La Lega ha preso posizione a sostegno dell’intervento dell’assessore. Ha aggiunto che è giusto prestare attenzione al problema dei lavoratori ma conta ancor più difendere la salute delle persone. Quanto allo spostamento della data, ha ricordato che proprio chi governava nella scorsa legislatura aveva procrastinato i termini per l’applicazione della legge.

Fratelli d’Italia ha sottolineato che le attività nelle sale gioco sono legali e la loro chiusura alimenterebbe il gioco illegale. Giusto prendersi cura delle persone che soffrono di una dipendenza dalle slot machine, ma è anche vero che è cresciuto in modo spaventoso negli ultimi anni il gioco illegale, che viene praticato su piattaforme estere. Le persone che con la chiusura delle sale gioco soffriranno di ludopatia non si potranno notare, né aiutare né curare come invece avviene oggi nelle sale da gioco. Attenzione poi perché quando sarà approvato ed entrerà in vigore il testo unico nazionale su questo tema, la Provincia si vedrà costretta a riaprire le sale gioco. Per FdI ciò che occorre temere, insomma, è l’illegalità del gioco d’azzardo. Grave sarebbe se per salvare la faccia si decidesse di non considerare il problema dei posti di lavoro che si perderanno con la chiusura di questi locali. Per questo FdI ha annunciato voto a favore solo dell’impegno a trovare una ricollocazione per questi lavoratori.

Futura ha ricordato che la legge sulla ludopatia non vieta il gioco d’azzardo ma si limita spostarlo altrove, più lontano dai luoghi sensibili. Chi è contrario a questo odg si dimostra si schiera quindi a favore del proibizionismo.

FdI ha ribattuto che quando non si è ideologici è possibile rendersi conto della scorrettezza di decisioni che danneggiano tanti lavoratori.

La Lega ha respinto l’accusa rivoltagli di aver contrapposto in IV Commissione la necessità di contrastare la ludopatia e le esigenze degli imprenditori e dei lavoratori delle sale gioco.

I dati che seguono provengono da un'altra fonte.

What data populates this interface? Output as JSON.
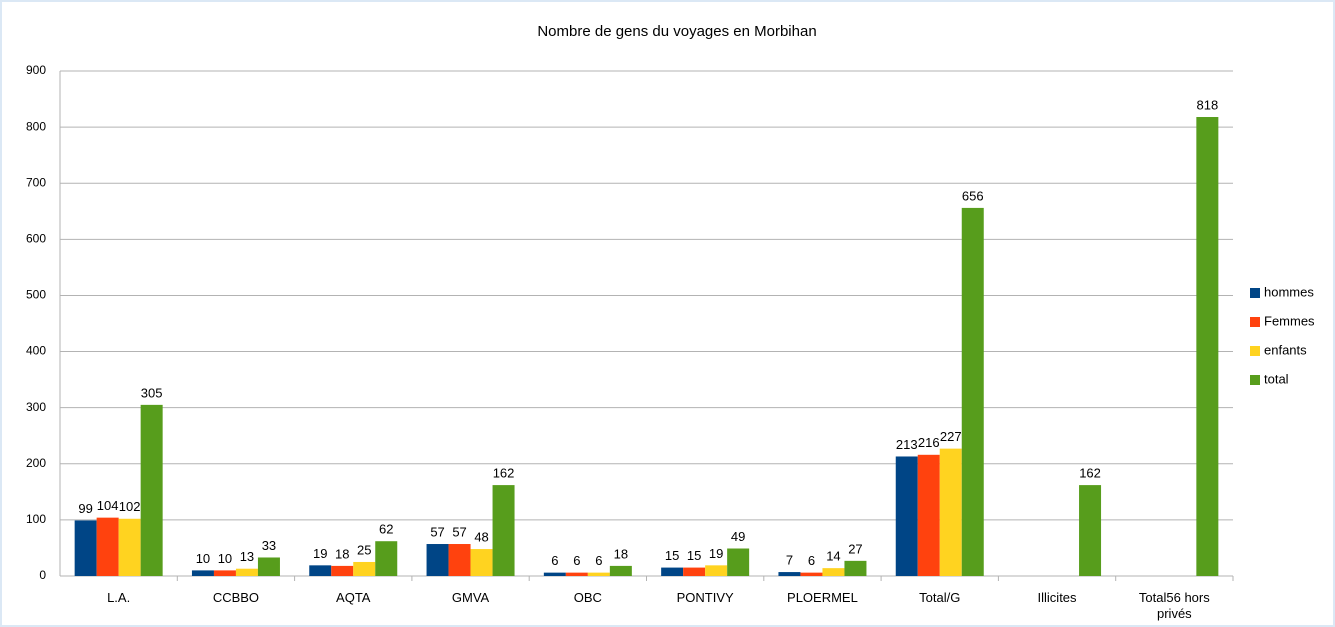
{
  "chart_data": {
    "type": "bar",
    "title": "Nombre de gens du voyages en Morbihan",
    "categories": [
      "L.A.",
      "CCBBO",
      "AQTA",
      "GMVA",
      "OBC",
      "PONTIVY",
      "PLOERMEL",
      "Total/G",
      "Illicites",
      "Total56 hors privés"
    ],
    "series": [
      {
        "name": "hommes",
        "color": "#004586",
        "values": [
          99,
          10,
          19,
          57,
          6,
          15,
          7,
          213,
          null,
          null
        ]
      },
      {
        "name": "Femmes",
        "color": "#ff420e",
        "values": [
          104,
          10,
          18,
          57,
          6,
          15,
          6,
          216,
          null,
          null
        ]
      },
      {
        "name": "enfants",
        "color": "#ffd320",
        "values": [
          102,
          13,
          25,
          48,
          6,
          19,
          14,
          227,
          null,
          null
        ]
      },
      {
        "name": "total",
        "color": "#579d1c",
        "values": [
          305,
          33,
          62,
          162,
          18,
          49,
          27,
          656,
          162,
          818
        ]
      }
    ],
    "ylim": [
      0,
      900
    ],
    "yticks": [
      0,
      100,
      200,
      300,
      400,
      500,
      600,
      700,
      800,
      900
    ],
    "grid": true,
    "legend": "right"
  }
}
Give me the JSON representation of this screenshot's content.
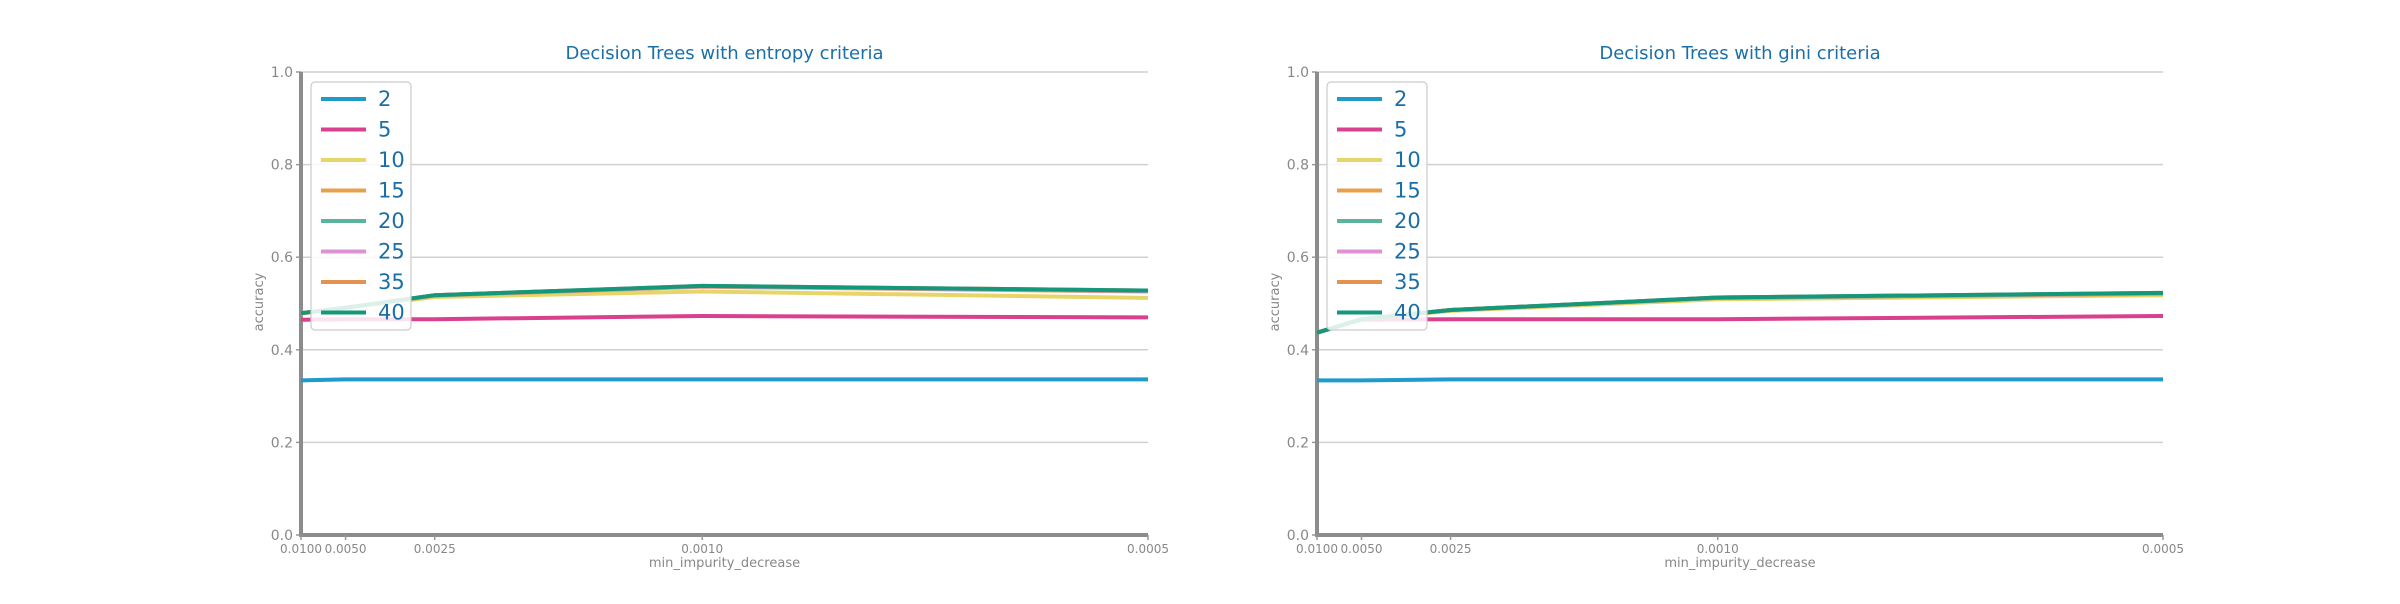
{
  "chart_data": [
    {
      "type": "line",
      "title": "Decision Trees with entropy criteria",
      "xlabel": "min_impurity_decrease",
      "ylabel": "accuracy",
      "x": [
        0.01,
        0.005,
        0.0025,
        0.001,
        0.0005
      ],
      "x_tick_labels": [
        "0.0100",
        "0.0050",
        "0.0025",
        "0.0010",
        "0.0005"
      ],
      "y_ticks": [
        "0.0",
        "0.2",
        "0.4",
        "0.6",
        "0.8",
        "1.0"
      ],
      "ylim": [
        0,
        1
      ],
      "x_scale": "reciprocal (1/x)",
      "grid": "horizontal",
      "legend_position": "top-left",
      "series": [
        {
          "name": "2",
          "color": "#1f9ac9",
          "values": [
            0.334,
            0.336,
            0.336,
            0.336,
            0.336
          ]
        },
        {
          "name": "5",
          "color": "#d9408e",
          "values": [
            0.465,
            0.466,
            0.466,
            0.473,
            0.47
          ]
        },
        {
          "name": "10",
          "color": "#e8d56a",
          "values": [
            0.478,
            0.49,
            0.514,
            0.526,
            0.512
          ]
        },
        {
          "name": "15",
          "color": "#e8a04c",
          "values": [
            0.479,
            0.491,
            0.517,
            0.536,
            0.526
          ]
        },
        {
          "name": "20",
          "color": "#5bb39e",
          "values": [
            0.479,
            0.491,
            0.518,
            0.537,
            0.527
          ]
        },
        {
          "name": "25",
          "color": "#de92d3",
          "values": [
            0.479,
            0.491,
            0.518,
            0.537,
            0.527
          ]
        },
        {
          "name": "35",
          "color": "#e4924f",
          "values": [
            0.479,
            0.491,
            0.518,
            0.538,
            0.528
          ]
        },
        {
          "name": "40",
          "color": "#14977b",
          "values": [
            0.479,
            0.491,
            0.518,
            0.538,
            0.528
          ]
        }
      ]
    },
    {
      "type": "line",
      "title": "Decision Trees with gini criteria",
      "xlabel": "min_impurity_decrease",
      "ylabel": "accuracy",
      "x": [
        0.01,
        0.005,
        0.0025,
        0.001,
        0.0005
      ],
      "x_tick_labels": [
        "0.0100",
        "0.0050",
        "0.0025",
        "0.0010",
        "0.0005"
      ],
      "y_ticks": [
        "0.0",
        "0.2",
        "0.4",
        "0.6",
        "0.8",
        "1.0"
      ],
      "ylim": [
        0,
        1
      ],
      "x_scale": "reciprocal (1/x)",
      "grid": "horizontal",
      "legend_position": "top-left",
      "series": [
        {
          "name": "2",
          "color": "#1f9ac9",
          "values": [
            0.334,
            0.334,
            0.336,
            0.336,
            0.336
          ]
        },
        {
          "name": "5",
          "color": "#d9408e",
          "values": [
            0.437,
            0.465,
            0.466,
            0.466,
            0.473
          ]
        },
        {
          "name": "10",
          "color": "#e8d56a",
          "values": [
            0.437,
            0.466,
            0.484,
            0.509,
            0.518
          ]
        },
        {
          "name": "15",
          "color": "#e8a04c",
          "values": [
            0.437,
            0.466,
            0.486,
            0.512,
            0.521
          ]
        },
        {
          "name": "20",
          "color": "#5bb39e",
          "values": [
            0.437,
            0.466,
            0.486,
            0.512,
            0.522
          ]
        },
        {
          "name": "25",
          "color": "#de92d3",
          "values": [
            0.437,
            0.466,
            0.486,
            0.513,
            0.522
          ]
        },
        {
          "name": "35",
          "color": "#e4924f",
          "values": [
            0.437,
            0.466,
            0.486,
            0.513,
            0.523
          ]
        },
        {
          "name": "40",
          "color": "#14977b",
          "values": [
            0.437,
            0.466,
            0.486,
            0.513,
            0.523
          ]
        }
      ]
    }
  ]
}
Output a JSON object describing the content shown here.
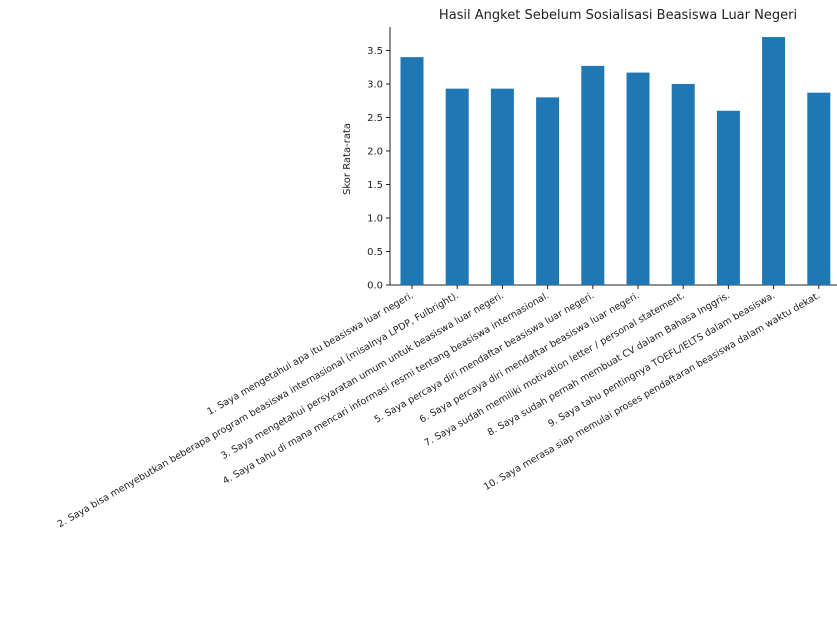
{
  "chart_data": {
    "type": "bar",
    "title": "Hasil Angket Sebelum Sosialisasi Beasiswa Luar Negeri",
    "xlabel": "",
    "ylabel": "Skor Rata-rata",
    "ylim": [
      0,
      3.85
    ],
    "yticks": [
      "0.0",
      "0.5",
      "1.0",
      "1.5",
      "2.0",
      "2.5",
      "3.0",
      "3.5"
    ],
    "grid": false,
    "bar_color": "#1f77b4",
    "categories": [
      "1. Saya mengetahui apa itu beasiswa luar negeri.",
      "2. Saya bisa menyebutkan beberapa program beasiswa internasional (misalnya LPDP, Fulbright).",
      "3. Saya mengetahui persyaratan umum untuk beasiswa luar negeri.",
      "4. Saya tahu di mana mencari informasi resmi tentang beasiswa internasional.",
      "5. Saya percaya diri mendaftar beasiswa luar negeri.",
      "6. Saya percaya diri mendaftar beasiswa luar negeri.",
      "7. Saya sudah memiliki motivation letter / personal statement.",
      "8. Saya sudah pernah membuat CV dalam Bahasa Inggris.",
      "9. Saya tahu pentingnya TOEFL/IELTS dalam beasiswa.",
      "10. Saya merasa siap memulai proses pendaftaran beasiswa dalam waktu dekat."
    ],
    "values": [
      3.4,
      2.93,
      2.93,
      2.8,
      3.27,
      3.17,
      3.0,
      2.6,
      3.7,
      2.87
    ]
  }
}
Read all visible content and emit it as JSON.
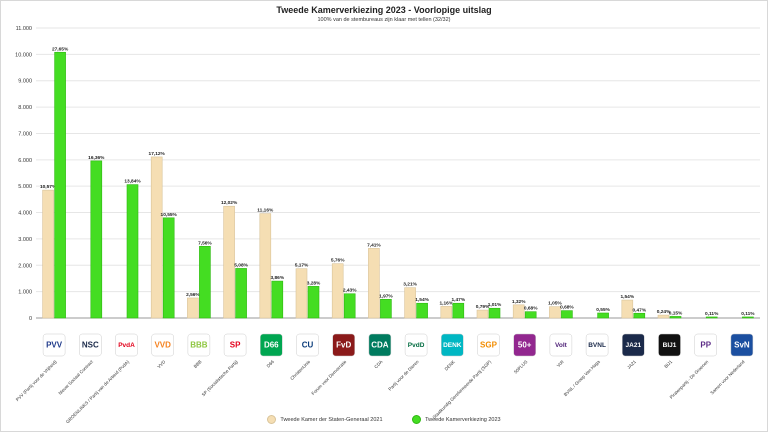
{
  "chart_data": {
    "type": "bar",
    "title": "Tweede Kamerverkiezing 2023 - Voorlopige uitslag",
    "subtitle": "100% van de stembureaus zijn klaar met tellen (32/32)",
    "ylim": [
      0,
      11000
    ],
    "yticks": [
      "0",
      "1.000",
      "2.000",
      "3.000",
      "4.000",
      "5.000",
      "6.000",
      "7.000",
      "8.000",
      "9.000",
      "10.000",
      "11.000"
    ],
    "colors": {
      "s2021": "#f5deb3",
      "s2021_edge": "#d9c49a",
      "s2023": "#44dd22",
      "s2023_edge": "#2fb812",
      "grid": "#e6e6e6",
      "axis": "#999999"
    },
    "categories": [
      {
        "name": "PVV (Partij voor de Vrijheid)",
        "logo": "PVV",
        "logo_color": "#1f3a8a",
        "logo_bg": "#ffffff"
      },
      {
        "name": "Nieuw Sociaal Contract",
        "logo": "NSC",
        "logo_color": "#1b2a4a",
        "logo_bg": "#ffffff"
      },
      {
        "name": "GROENLINKS / Partij van de Arbeid (PvdA)",
        "logo": "PvdA",
        "logo_color": "#e2001a",
        "logo_bg": "#ffffff"
      },
      {
        "name": "VVD",
        "logo": "VVD",
        "logo_color": "#f58220",
        "logo_bg": "#ffffff"
      },
      {
        "name": "BBB",
        "logo": "BBB",
        "logo_color": "#8dc63f",
        "logo_bg": "#ffffff"
      },
      {
        "name": "SP (Socialistische Partij)",
        "logo": "SP",
        "logo_color": "#e3001b",
        "logo_bg": "#ffffff"
      },
      {
        "name": "D66",
        "logo": "D66",
        "logo_color": "#ffffff",
        "logo_bg": "#00a651"
      },
      {
        "name": "ChristenUnie",
        "logo": "CU",
        "logo_color": "#0a3b7a",
        "logo_bg": "#ffffff"
      },
      {
        "name": "Forum voor Democratie",
        "logo": "FvD",
        "logo_color": "#ffffff",
        "logo_bg": "#8b1a1a"
      },
      {
        "name": "CDA",
        "logo": "CDA",
        "logo_color": "#ffffff",
        "logo_bg": "#007b5f"
      },
      {
        "name": "Partij voor de Dieren",
        "logo": "PvdD",
        "logo_color": "#006b3f",
        "logo_bg": "#ffffff"
      },
      {
        "name": "DENK",
        "logo": "DENK",
        "logo_color": "#ffffff",
        "logo_bg": "#00b7c3"
      },
      {
        "name": "Staatkundig Gereformeerde Partij (SGP)",
        "logo": "SGP",
        "logo_color": "#f28c00",
        "logo_bg": "#ffffff"
      },
      {
        "name": "50PLUS",
        "logo": "50+",
        "logo_color": "#ffffff",
        "logo_bg": "#92278f"
      },
      {
        "name": "Volt",
        "logo": "Volt",
        "logo_color": "#502379",
        "logo_bg": "#ffffff"
      },
      {
        "name": "BVNL / Groep Van Haga",
        "logo": "BVNL",
        "logo_color": "#1b2a4a",
        "logo_bg": "#ffffff"
      },
      {
        "name": "JA21",
        "logo": "JA21",
        "logo_color": "#ffffff",
        "logo_bg": "#1b2a4a"
      },
      {
        "name": "BIJ1",
        "logo": "BIJ1",
        "logo_color": "#ffffff",
        "logo_bg": "#111111"
      },
      {
        "name": "Piratenpartij - De Groenen",
        "logo": "PP",
        "logo_color": "#5b2a86",
        "logo_bg": "#ffffff"
      },
      {
        "name": "Samen voor Nederland",
        "logo": "SvN",
        "logo_color": "#ffffff",
        "logo_bg": "#1b4fa0"
      }
    ],
    "series": [
      {
        "name": "Tweede Kamer der Staten-Generaal 2021",
        "values": [
          4850,
          null,
          null,
          6110,
          760,
          4240,
          3960,
          1870,
          2060,
          2640,
          1150,
          440,
          300,
          500,
          430,
          null,
          680,
          110,
          null,
          null
        ],
        "labels": [
          "10,57%",
          "",
          "",
          "17,12%",
          "2,56%",
          "12,02%",
          "11,16%",
          "5,17%",
          "5,76%",
          "7,41%",
          "3,21%",
          "1,16%",
          "0,79%",
          "1,32%",
          "1,05%",
          "",
          "1,54%",
          "0,24%",
          "",
          ""
        ]
      },
      {
        "name": "Tweede Kamerverkiezing 2023",
        "values": [
          10080,
          5960,
          5060,
          3800,
          2720,
          1880,
          1400,
          1200,
          920,
          710,
          560,
          560,
          370,
          240,
          280,
          190,
          180,
          60,
          40,
          40
        ],
        "labels": [
          "27,65%",
          "16,36%",
          "13,84%",
          "10,55%",
          "7,56%",
          "5,08%",
          "3,86%",
          "3,28%",
          "2,43%",
          "1,97%",
          "1,54%",
          "1,47%",
          "1,01%",
          "0,68%",
          "0,68%",
          "0,55%",
          "0,47%",
          "0,15%",
          "0,11%",
          "0,11%"
        ]
      }
    ],
    "legend": {
      "position": "bottom"
    }
  }
}
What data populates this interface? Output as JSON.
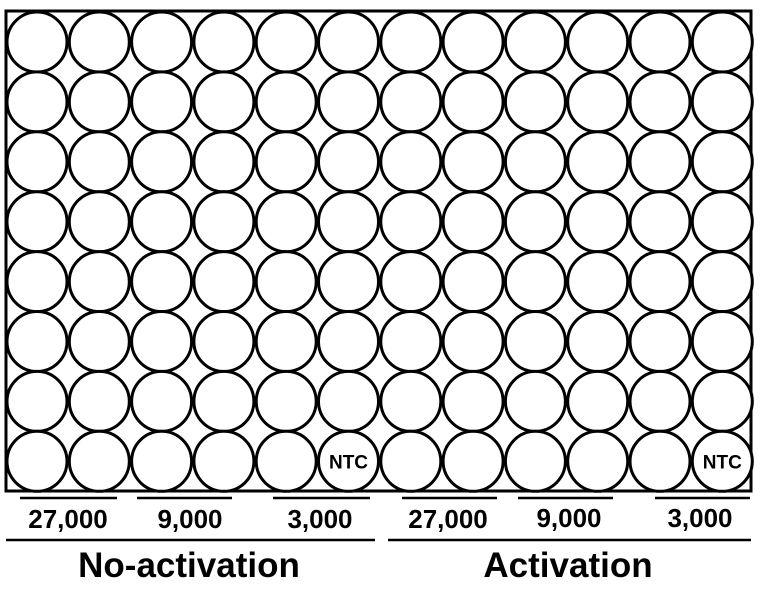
{
  "plate": {
    "rows": 8,
    "columns": 12,
    "ntc_label": "NTC",
    "ntc_wells": [
      {
        "row": 8,
        "column": 6
      },
      {
        "row": 8,
        "column": 12
      }
    ]
  },
  "groups": [
    {
      "label": "No-activation",
      "concentrations": [
        "27,000",
        "9,000",
        "3,000"
      ]
    },
    {
      "label": "Activation",
      "concentrations": [
        "27,000",
        "9,000",
        "3,000"
      ]
    }
  ]
}
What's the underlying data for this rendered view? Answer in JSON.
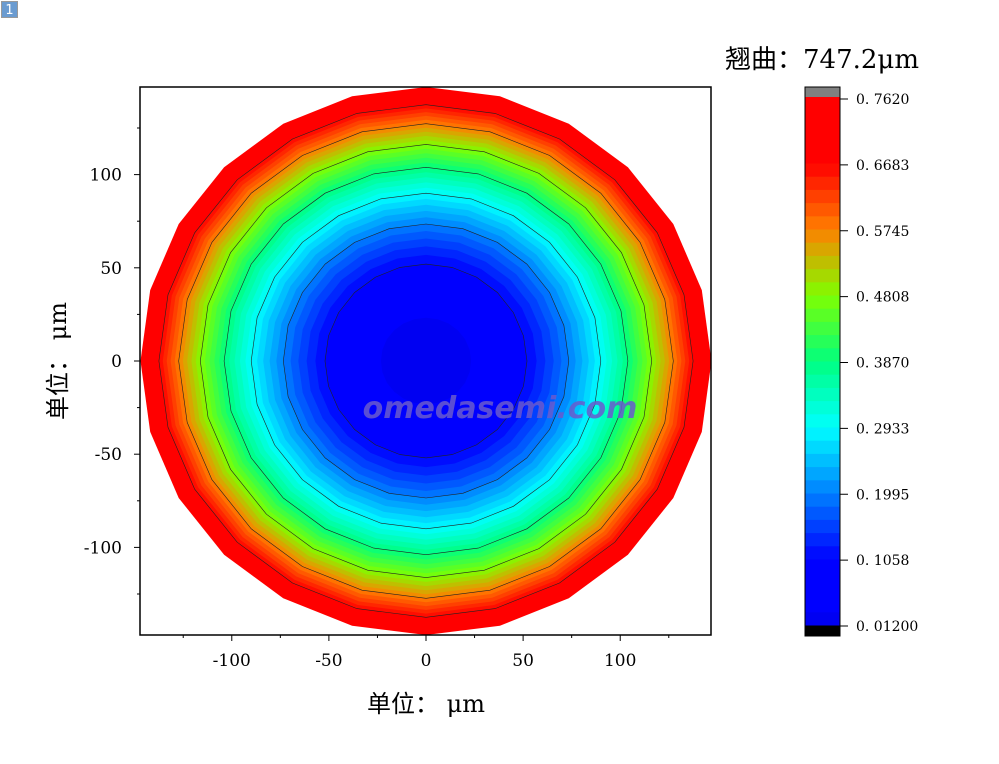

Azione ha ricordato che la Giunta nella passata legislatura aveva concesso alle sale gioco un po’ più di tempo per evitare impatti negativi dell’obbligo di distanziare oltre i 300 metri le slot machine dai luoghi sensibili. A titolo personale, un consigliere del Pd ha ricordato di aver difeso in Parlamento le sale giochi contro le quali i 5 Stelle in commissione bilancio proponevano l’adozione di misure drastiche che avrebbero portato alla chiusura del settore con gravi ripercussioni sul bilancio dello Stato. L’esponente del Pd ha osservato che il criterio dei luoghi sensibili è discutibile e giustamente l’attesa di una normativa quadro giustifica la richiesta di una moratoria. Altrimenti si chiuderebbero in Trentino delle attività legali che la legge nazionale porterebbe a riaprire.

Nella votazione, divisa in due parti, sono state respinti la premessa e il punto 2 con 11 sì, 16 no e un voto di astensione. Approvato invece il punto 1 del dispositivo con 24 sì, 4 no e un voto di astensione. Fratelli d’Italia e Forza Italia hanno chiesto di mettere a verbale che su premessa e punto 2 (lavoratori) avrebbero voluto votare a favore mentre hanno votato contro perché era stato chiarito l’oggetto.